The reader will find that the big kahunas are all included. There’s Pablo Picasso in Paris in 1944 during World War II as captured by Herbert List. Henri Matisse is recorded in his studio in Nice by Henri Cartier-Bresson also in 1944. Cartier-Bresson also photographed a fragile, bird-like Pierre Bonnard in his studio on the Cote d’Azur that same war-torn year. Roy Lichtenstein is photographed in his studio in 1986 by Thomas Hoepker in a surprisingly humorous juxtaposition of a neat, prim, and composed man amidst a riot of colorful three -dimensional cutouts.
Two portraits jump from the page. The strongest and most insightful image may be that of a frail, wheelchair-bound, Frida Kahlo who is shown painting at her easel in Mexico in 1954 as documented by Werner Bischof. Kahlo is beautiful and determined, although we learn from the text that she is in the last months of her life. A young Frank Stella, in his Manhattan studio in 1977, also captured by Thomas Hoepker, is teetering on the brink of fame and acclaim. Stella luxuriates in a cheap reclining chair, cigar in hand, as he gestures toward an unseen work and an uncertain future with his index finger.

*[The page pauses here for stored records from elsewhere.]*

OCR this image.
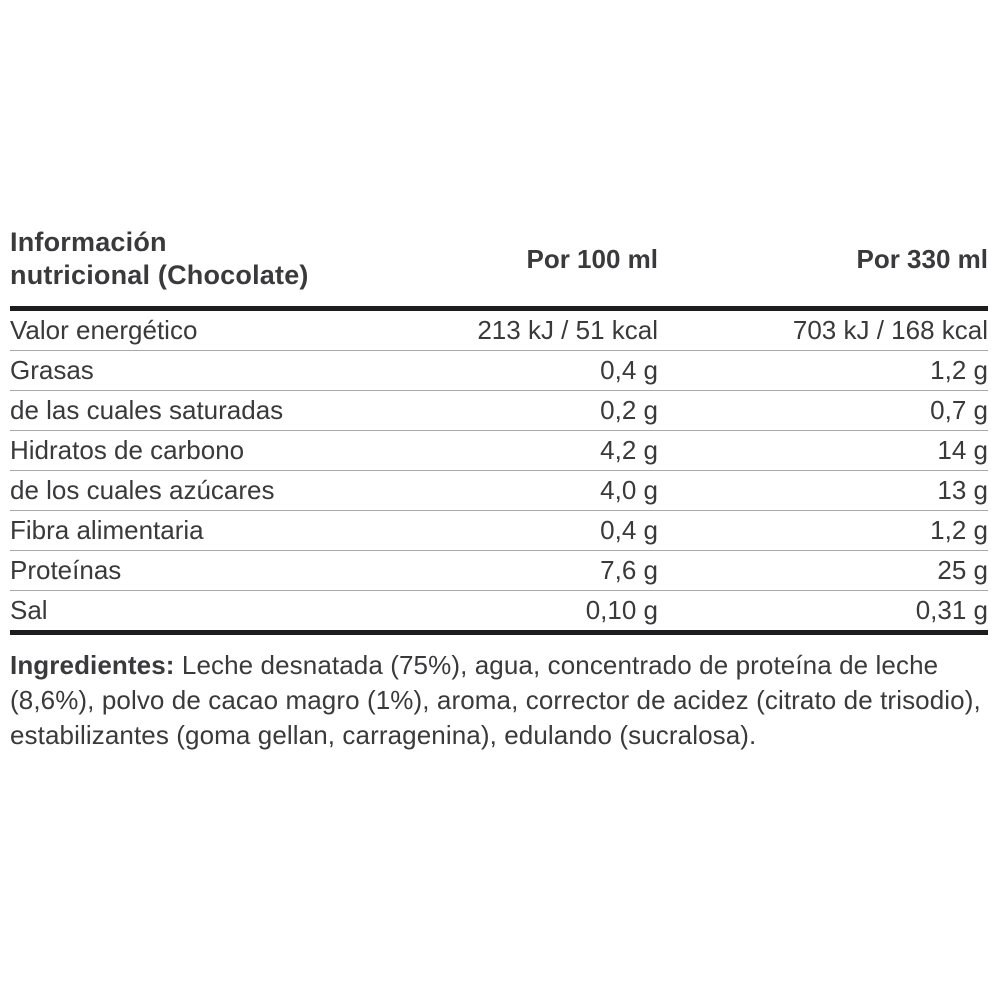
Información
nutricional (Chocolate)
Por 100 ml	Por 330 ml
Valor energético	213 kJ / 51 kcal	703 kJ / 168 kcal
Grasas	0,4 g	1,2 g
de las cuales saturadas	0,2 g	0,7 g
Hidratos de carbono	4,2 g	14 g
de los cuales azúcares	4,0 g	13 g
Fibra alimentaria	0,4 g	1,2 g
Proteínas	7,6 g	25 g
Sal	0,10 g	0,31 g

Ingredientes: Leche desnatada (75%), agua, concentrado de proteína de leche (8,6%), polvo de cacao magro (1%), aroma, corrector de acidez (citrato de trisodio), estabilizantes (goma gellan, carragenina), edulando (sucralosa).
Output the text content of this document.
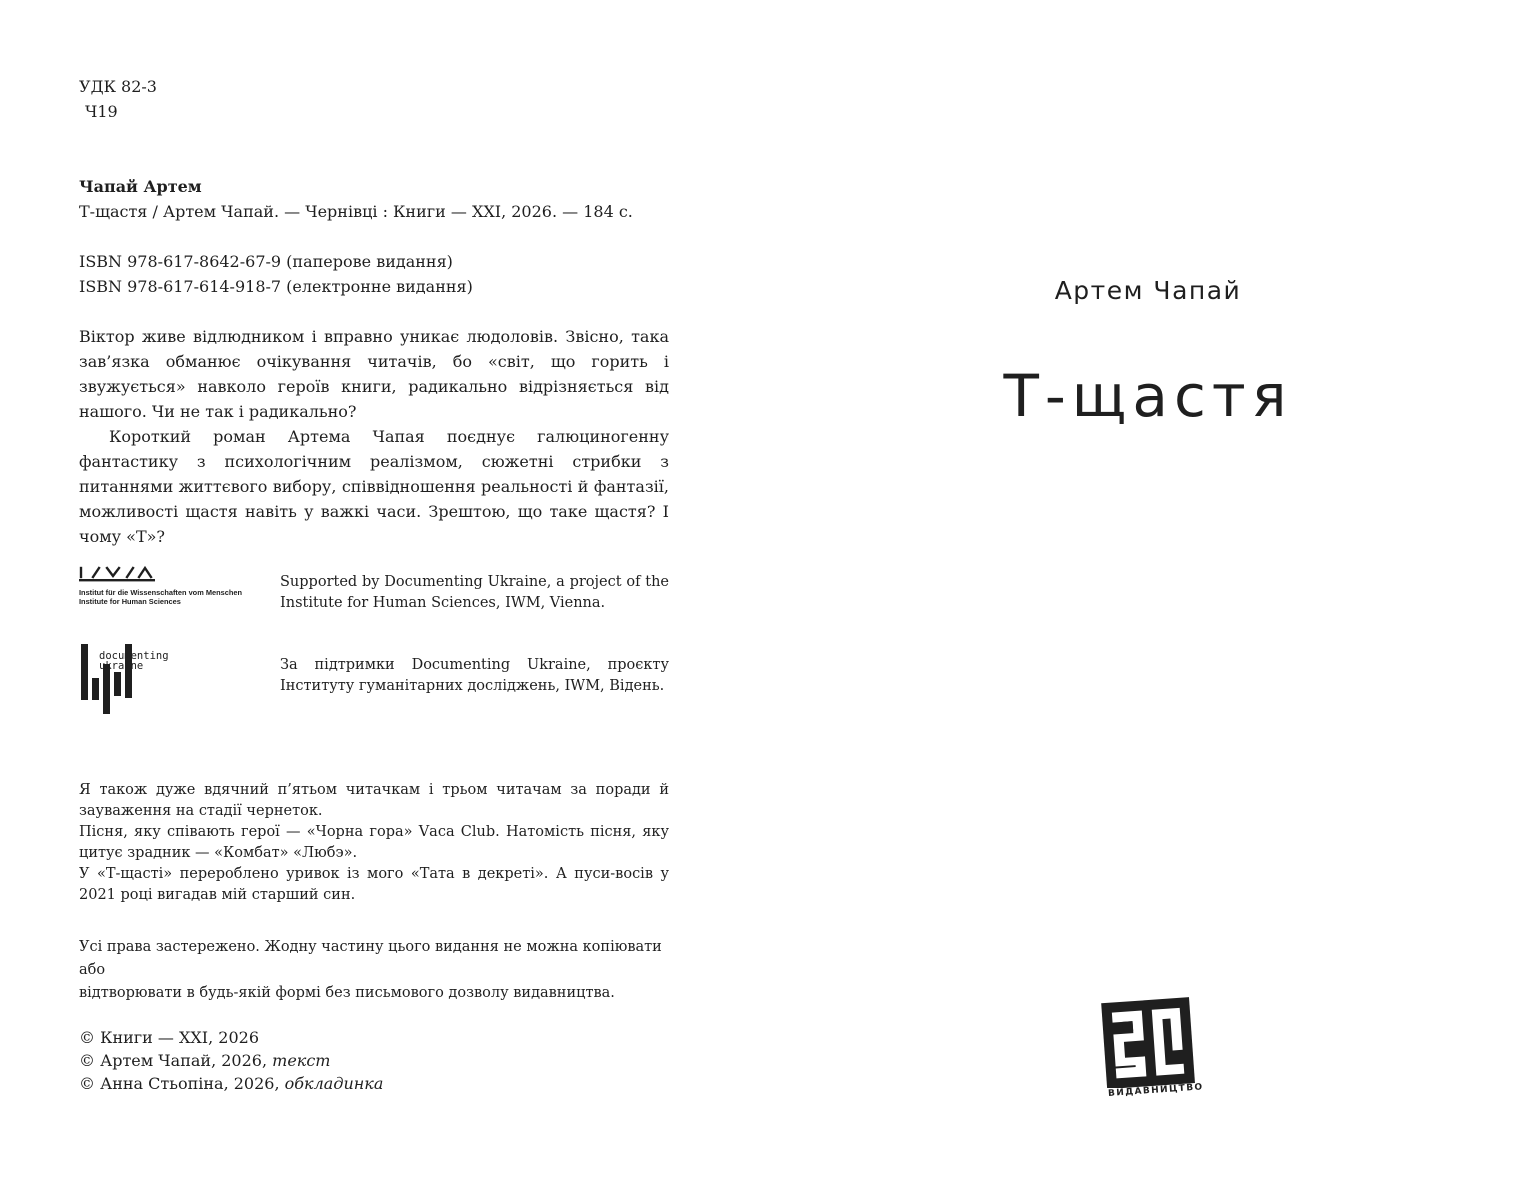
УДК 82-3
Ч19
Чапай Артем
Т-щастя / Артем Чапай. — Чернівці : Книги — XXI, 2026. — 184 с.
ISBN 978-617-8642-67-9 (паперове видання)
ISBN 978-617-614-918-7 (електронне видання)

Віктор живе відлюдником і вправно уникає людоловів. Звісно, така зав’язка обманює очікування читачів, бо «світ, що горить і звужується» навколо героїв книги, радикально відрізняється від нашого. Чи не так і радикально?

Короткий роман Артема Чапая поєднує галюциногенну фантастику з психологічним реалізмом, сюжетні стрибки з питаннями життєвого вибору, співвідношення реальності й фантазії, можливості щастя навіть у важкі часи. Зрештою, що таке щастя? І чому «Т»?

Institut für die Wissenschaften vom Menschen
Institute for Human Sciences

Supported by Documenting Ukraine, a project of the Institute for Human Sciences, IWM, Vienna.

documenting
ukraine	За підтримки Documenting Ukraine, проєкту Інституту гуманітарних досліджень, IWM, Відень.

Я також дуже вдячний п’ятьом читачкам і трьом читачам за поради й зауваження на стадії чернеток.

Пісня, яку співають герої — «Чорна гора» Vаса Club. Натомість пісня, яку цитує зрадник — «Комбат» «Любэ».

У «Т-щасті» перероблено уривок із мого «Тата в декреті». А пуси-восів у 2021 році вигадав мій старший син.

Усі права застережено. Жодну частину цього видання не можна копіювати або

відтворювати в будь-якій формі без письмового дозволу видавництва.

© Книги — XXI, 2026
© Артем Чапай, 2026, текст
© Анна Стьопіна, 2026, обкладинка
Артем Чапай
Т-щастя
ВИДАВНИЦТВО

The reader will encounter, among others, Georges Braque, Joan Miro, a young Lucien Freud, Salvador Dali through the years, Alexander Calder, Andy Warhol, Louise Nevelson, and Louise Bourgeois. There are enough artistic fireworks to compete with a July 4th celebration.
There is a marvelous introduction by the esteemed arts editor, Simon Bainbridge, which eloquently sets the stage for the photographs to follow. Each artist’s section is also accompanied by an enlightening anecdotal text which gives a richer meaning to the photographs and to the lives of the artists.
One can certainly criticize Magnum Photos from a contemporary perspective. It is relevant to note that there are few women artists included. Male artists are disproportionally represented. Where are Cindy Sherman and Agnes Martin, for example? Artists of color are also few. Looking at Yves Klein in 1961, photographed by Rene Burri, while Klein uses naked women as “living paintbrushes” certainly feels sexist, exploitive, and a bit creepy in 2020. Also, Magnum Photos did not have many female members over the years. Only Inge Morath and Susan Meiselas are well-represented in this collection. These observations are important to note, and they certainly have significance from our current viewpoint, but they do not diminish the overall impact and power of the book.
As much didactic as descriptive, Magnum Artists pulls no punches in its encyclopedic attention to its subjects. Not lacking in size, heft, or ambition, Magnum Artists is a must-have for the libraries of art lovers and photography aficionados everywhere.